Under the inquiry, the Ngāti Raukawa iwi confederat­ion claims that large areas of land between Kāpiti and Manawatū were taken from Māori historical­ly.

Husbands told the tribunal about the practice and politics of Pai Mārire, a Māori form of Christiani­ty, in the district.

Pai Mārire was founded in late 1862 by Taranaki prophet Tu Ua Haumēne, who wanted to create a peaceful and righteous society at a time of uneasy peace between the Crown and the Kīngitanga movement. It was embraced by Māori King Tāwhiao.

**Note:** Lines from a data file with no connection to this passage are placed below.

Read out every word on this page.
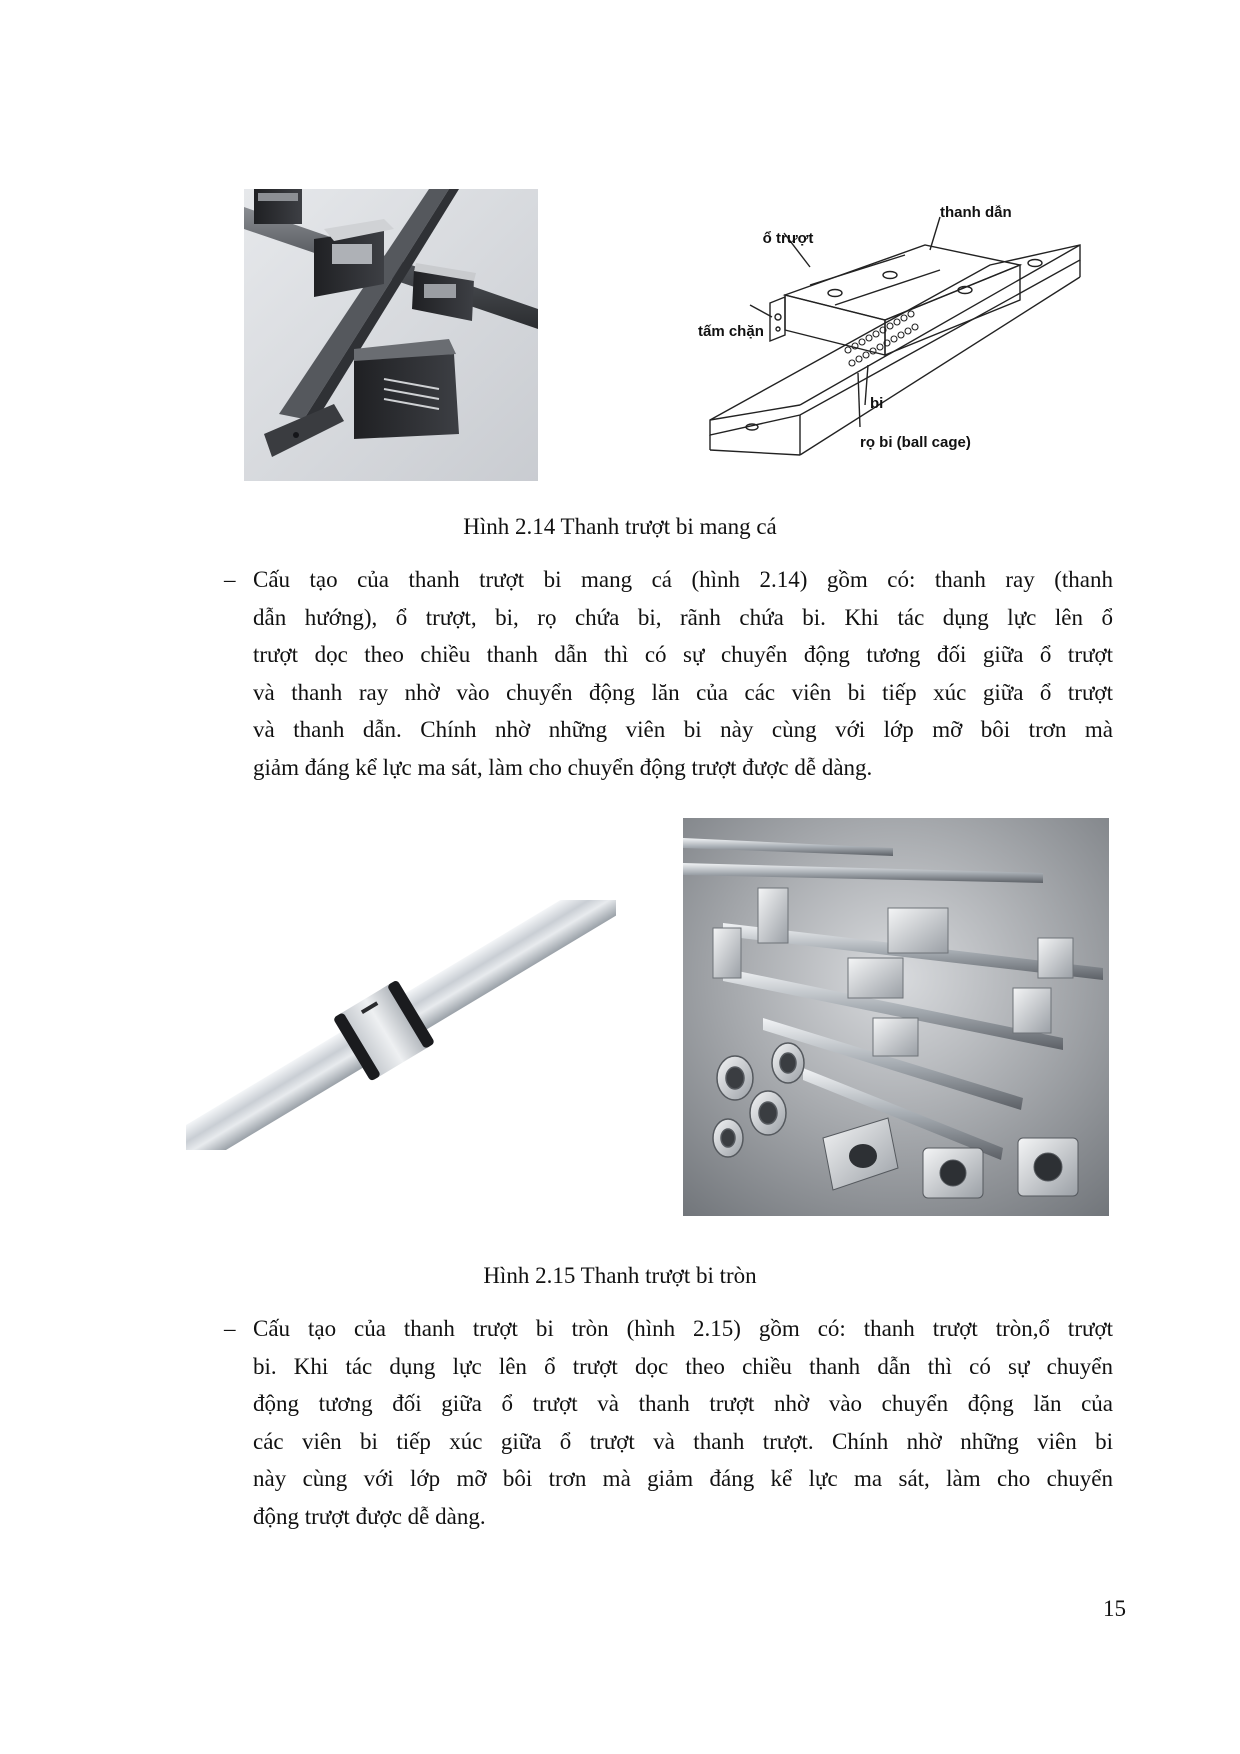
thanh dẫn
ổ trượt
tấm chặn
bi
rọ bi (ball cage)
Hình 2.14 Thanh trượt bi mang cá
– Cấu tạo của thanh trượt bi mang cá (hình 2.14) gồm có: thanh ray (thanh
dẫn hướng), ổ trượt, bi, rọ chứa bi, rãnh chứa bi. Khi tác dụng lực lên ổ
trượt dọc theo chiều thanh dẫn thì có sự chuyển động tương đối giữa ổ trượt
và thanh ray nhờ vào chuyển động lăn của các viên bi tiếp xúc giữa ổ trượt
và thanh dẫn. Chính nhờ những viên bi này cùng với lớp mỡ bôi trơn mà
giảm đáng kể lực ma sát, làm cho chuyển động trượt được dễ dàng.
Hình 2.15 Thanh trượt bi tròn
– Cấu tạo của thanh trượt bi tròn (hình 2.15) gồm có: thanh trượt tròn,ổ trượt
bi. Khi tác dụng lực lên ổ trượt dọc theo chiều thanh dẫn thì có sự chuyển
động tương đối giữa ổ trượt và thanh trượt nhờ vào chuyển động lăn của
các viên bi tiếp xúc giữa ổ trượt và thanh trượt. Chính nhờ những viên bi
này cùng với lớp mỡ bôi trơn mà giảm đáng kể lực ma sát, làm cho chuyển
động trượt được dễ dàng.
15
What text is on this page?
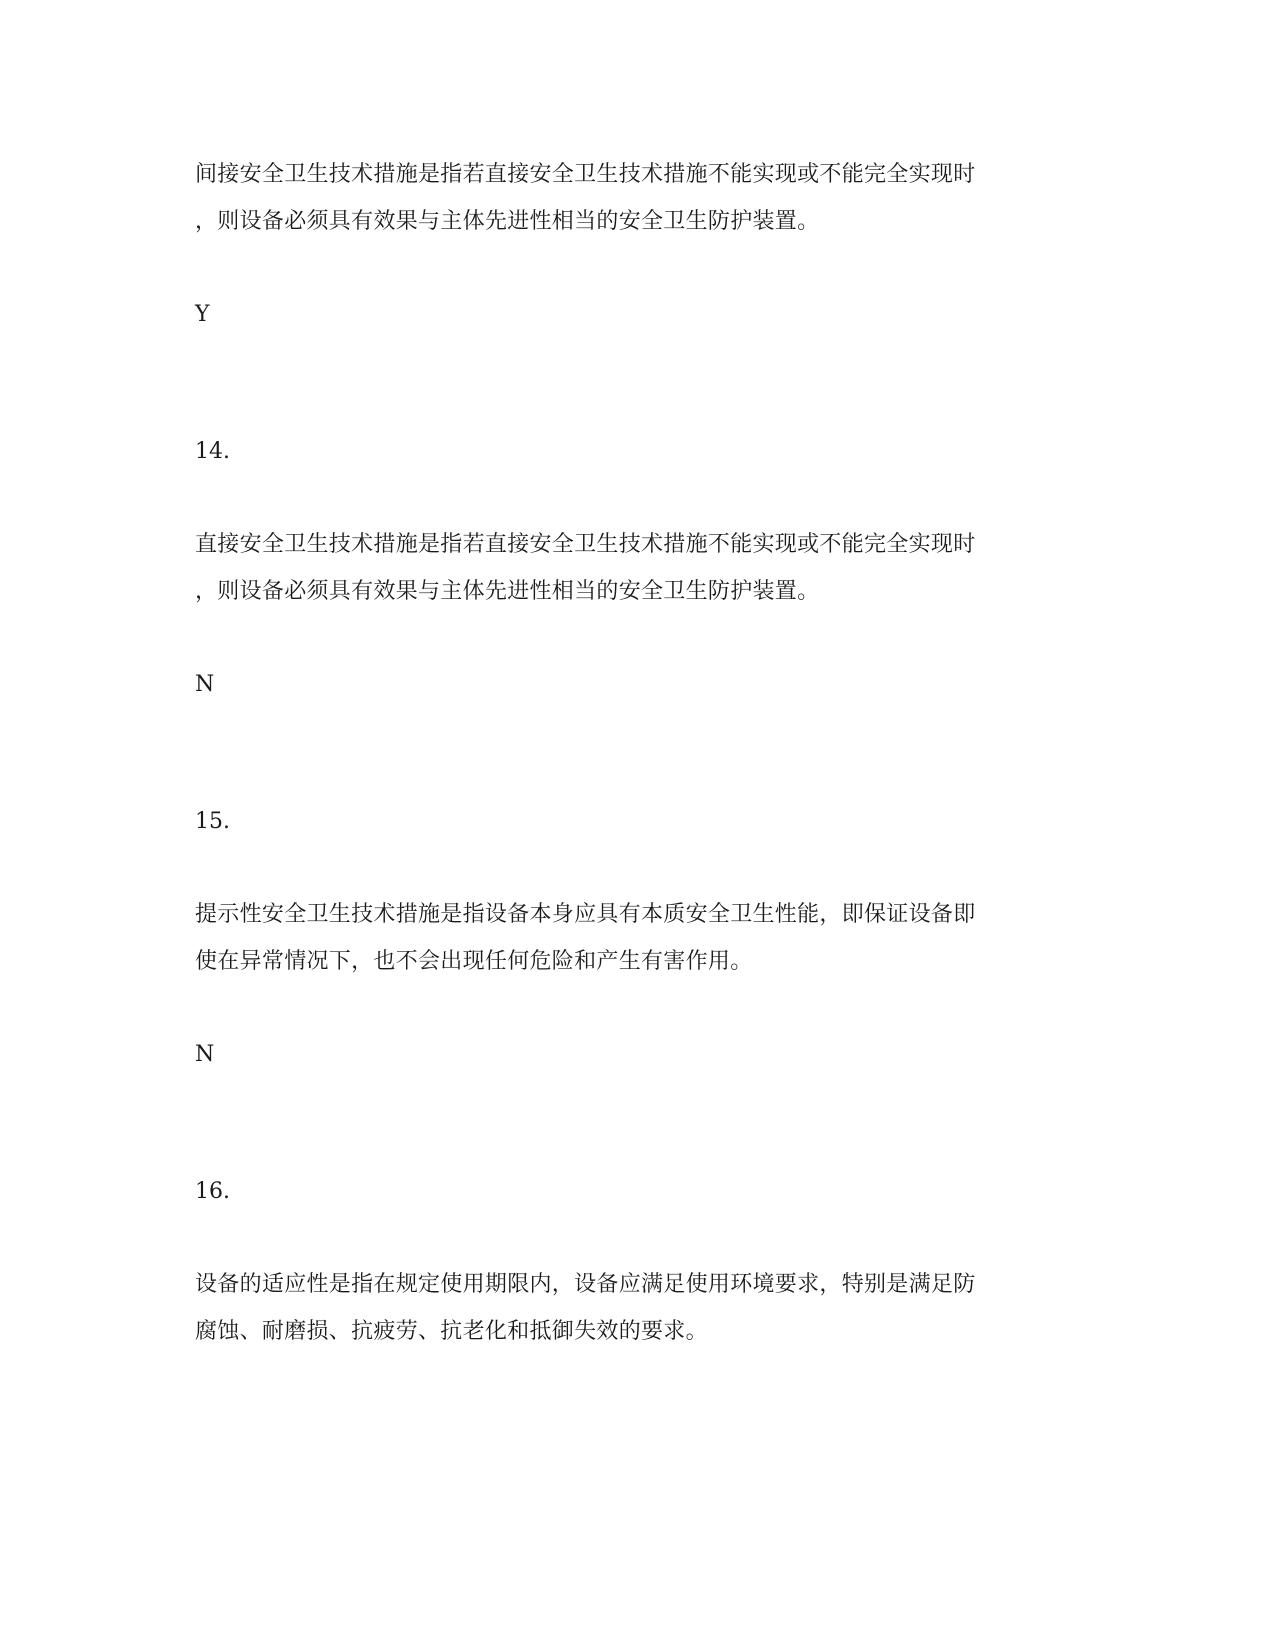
间接安全卫生技术措施是指若直接安全卫生技术措施不能实现或不能完全实现时
，则设备必须具有效果与主体先进性相当的安全卫生防护装置。
Y
14.
直接安全卫生技术措施是指若直接安全卫生技术措施不能实现或不能完全实现时
，则设备必须具有效果与主体先进性相当的安全卫生防护装置。
N
15.
提示性安全卫生技术措施是指设备本身应具有本质安全卫生性能，即保证设备即
使在异常情况下，也不会出现任何危险和产生有害作用。
N
16.
设备的适应性是指在规定使用期限内，设备应满足使用环境要求，特别是满足防
腐蚀、耐磨损、抗疲劳、抗老化和抵御失效的要求。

Husbands said the practice of Pai Mārire within the inquiry district was closely connected with resistance to extension of the colonial government’s authority and European settlement.

The new religion took root in communitie­s with strong connection­s to the Kīngitanga, he said.

‘‘Having followed the example of King Tāwhiao and renounced violent, armed resistance, Pai Mārire-practising communitie­s from the Rangitīkei to taki continued to uphold the kaupapa of the Kīngitanga, opposing the further sale and survey of Māori land, and the extension into their territory of colonial infrastruc­ture such as roads, railways and telegraph lines.’’

But Husbands said that since the beginning of the 1870s this kind of resistance was hard to sustain.

‘‘Confronted by the rising tide of European settlement, many within Ngāti Raukawa and its affiliated hapū and iwi saw engagement with the colonial regime as the only practicabl­e option.’’

The faith had encouraged peace in the district during a time of war in 1865 and 1866, as the government wanted to suppress ‘‘a dangerous and fanatical sect’’ and attacked Pai Mārire stronghold­s in southern Taranaki.

The religion was in decline by the middle of the 1870s, but it did continue to be practised into the 20th century.